2018年08月06日に初出の投稿

Last modified: 2018-08-07

僕は、ウェブアプリケーションを始めとするシステム開発に従事する技術者として、あるいはその基礎になっている情報理論や離散数学に関心をもつ科学哲学者として、たびたび「都内の IT 成金」とか「西海岸のテクノロジーおたく」とか「シンギュラリティというカーゴカルトの信者」などと、主に IT ベンチャーの経営者や技術者らの言動を揶揄している。その最も強い動機は、彼らが物事の道理や最適な答えを(実は現行の数学としてすら未熟な)手持ちの数理モデルで獲得できると称しながら、実際には貧弱な仮説をプレゼンしているにすぎないからだ。こうした人々の多くは、「量子コンピュータを使った機械学習でビッグデータから得た集合知を解析した最適解」などという、マーケティング業者や広告屋や経営コンサルが口にしそうなナンセンスをわめきながら、事実上は自分たちのソリューションをプレゼンしているにすぎないか、自分たちの業界に有利な規格や実務プロセスだけが唯一の解決策であると(場合によっては無自覚に)利益誘導しているだけなのである。
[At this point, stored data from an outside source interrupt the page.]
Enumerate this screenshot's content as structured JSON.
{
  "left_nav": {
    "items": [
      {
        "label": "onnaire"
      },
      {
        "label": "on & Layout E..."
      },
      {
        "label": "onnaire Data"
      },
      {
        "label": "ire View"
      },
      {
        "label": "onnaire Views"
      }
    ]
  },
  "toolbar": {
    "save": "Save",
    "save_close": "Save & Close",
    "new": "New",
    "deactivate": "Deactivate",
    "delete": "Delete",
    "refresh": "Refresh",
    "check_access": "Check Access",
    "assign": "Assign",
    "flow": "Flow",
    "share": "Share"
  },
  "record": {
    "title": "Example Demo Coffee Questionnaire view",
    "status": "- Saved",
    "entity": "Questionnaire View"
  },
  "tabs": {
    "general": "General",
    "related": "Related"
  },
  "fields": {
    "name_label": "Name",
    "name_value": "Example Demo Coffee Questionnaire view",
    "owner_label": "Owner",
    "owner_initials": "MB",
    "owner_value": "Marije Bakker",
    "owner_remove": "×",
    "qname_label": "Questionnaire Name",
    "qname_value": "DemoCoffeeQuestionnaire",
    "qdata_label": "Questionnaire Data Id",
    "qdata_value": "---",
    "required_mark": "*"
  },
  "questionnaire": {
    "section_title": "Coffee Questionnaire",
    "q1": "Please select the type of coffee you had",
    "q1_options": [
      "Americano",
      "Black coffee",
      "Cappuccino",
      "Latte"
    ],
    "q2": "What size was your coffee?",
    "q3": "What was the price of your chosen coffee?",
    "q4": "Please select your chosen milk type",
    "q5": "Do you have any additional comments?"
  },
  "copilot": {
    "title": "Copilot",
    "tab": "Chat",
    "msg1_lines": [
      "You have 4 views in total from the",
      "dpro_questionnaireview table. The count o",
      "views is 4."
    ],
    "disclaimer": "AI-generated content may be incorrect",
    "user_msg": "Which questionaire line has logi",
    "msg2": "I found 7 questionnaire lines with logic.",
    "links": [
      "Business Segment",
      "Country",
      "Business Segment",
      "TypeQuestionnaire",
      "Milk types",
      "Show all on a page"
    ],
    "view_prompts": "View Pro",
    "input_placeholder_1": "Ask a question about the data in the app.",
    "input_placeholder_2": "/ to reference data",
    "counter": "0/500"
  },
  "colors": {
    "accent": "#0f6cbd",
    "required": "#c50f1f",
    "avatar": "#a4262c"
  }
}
実は、「シンギュラリティで労働や寿命や疾病から解放される」などとたわごとを口にしている IT ベンチャーの経営者で、機械ごときが自分たちの代わりになるとか不老不死が実現するなどと本気で思っている人間など殆どいない。彼らは、人々にそう期待させることが IT 産業の展開にとって有利になると思っているだけなのだ。もしコンピュータが医療判断の道具として医師のパフォーマンスよりもはるかに安価で短時間に成果をあげるようになれば、公的資金あるいは企業に課せられた健康診断の実施にかかる費用の多くを IT 産業に投じてもらえる。ご承知のように、民生品としてのパソコンのパフォーマンスは、既にここ数年のあいだ殆ど性能が向上していない。コアをいくつ増やそうと、全てのコアを使って処理するわけでもなく、またそういう処理に対応してアプリケーションが作られているわけでもない以上、コアが8つになろうと12個になろうと、Photoshop や Windows の処理スピードや処理量が8倍になったり12倍になったりはしないのである。既にコンピュータという製品自体はスペックとして頭打ちである。よって、IT 産業は横展開するしかない。その一つが産業用ロボットであり、さまざまなビジネス判断のサポート機器である。そして、AI を組み込むことによって、それまではブルーカラーを置き換えていたにすぎない商圏が、ホワイトカラーをも置き換えるようになるというわけだ。もちろん、これは実のところ何十年も前から色々な企業がやってきていた。プログラムの自動テストとか、セキュリティ判定システムとか、経営分析システムとか、それこそオペレーション・リサーチの歴史も含めて、ほぼコンピュータを利用してきた歴史に匹敵するくらいだと言ってよい。そして、コンピュータで辛うじて産業用に応用できた一部の成果が、産業用ロボットのロジックボードなどだったのである。

つまり、IT ベンチャーの経営者が口酸っぱく TED などのお喋り会場で大風呂敷を広げなくとも、工学の歴史を真面目に勉強してきた人間であれば、工学がそもそも人の機能を延長したり模倣してきた歴史をもっていることは常識の範囲だと言ってよい。それでも、人類はそう簡単に成果をあげられなかったのである。たかだか計算速度が 1,000 倍や 10,000 倍になった「ていどのこと」で、何かが解決するとか、何かを解決できる方法を我々が手にしたなどと言うのは、それこそ数学的どころか工学的に言ってナンセンスという他はない。それにも関わらず、シンギュラリティだの AI による診療で平均寿命が延びるとか、創薬が進んでアルツハイマーや癌が風邪と同じていどの病気になるといった、代替医療やイカサマ民間療法と同じようなことをマスコミに書かせているわけだ。このような連中、特に伝聞と称して勝手なことを書いている新聞、雑誌、テレビ局、そして通俗的な新書やオンラインメディアの編集者やライターどもというのは或る種のクズだと思うが、こういう連中がセンセーショナルに勝手にものを書くものだということくらい分かっている筈である。カーツワイルのように自分自身がマーケターであるような人物のたわごとはもちろん、それ以外の人々が口にするテクノロジーそのものに関する予測や期待という与太話についても、それらの大多数は工学的にも数学的にも何の根拠もない、ただの論理的可能性(つまり概念を LEGO のブロックのように好き勝手に組み合わせられるというだけで語れる)にすぎず、読む必要などない。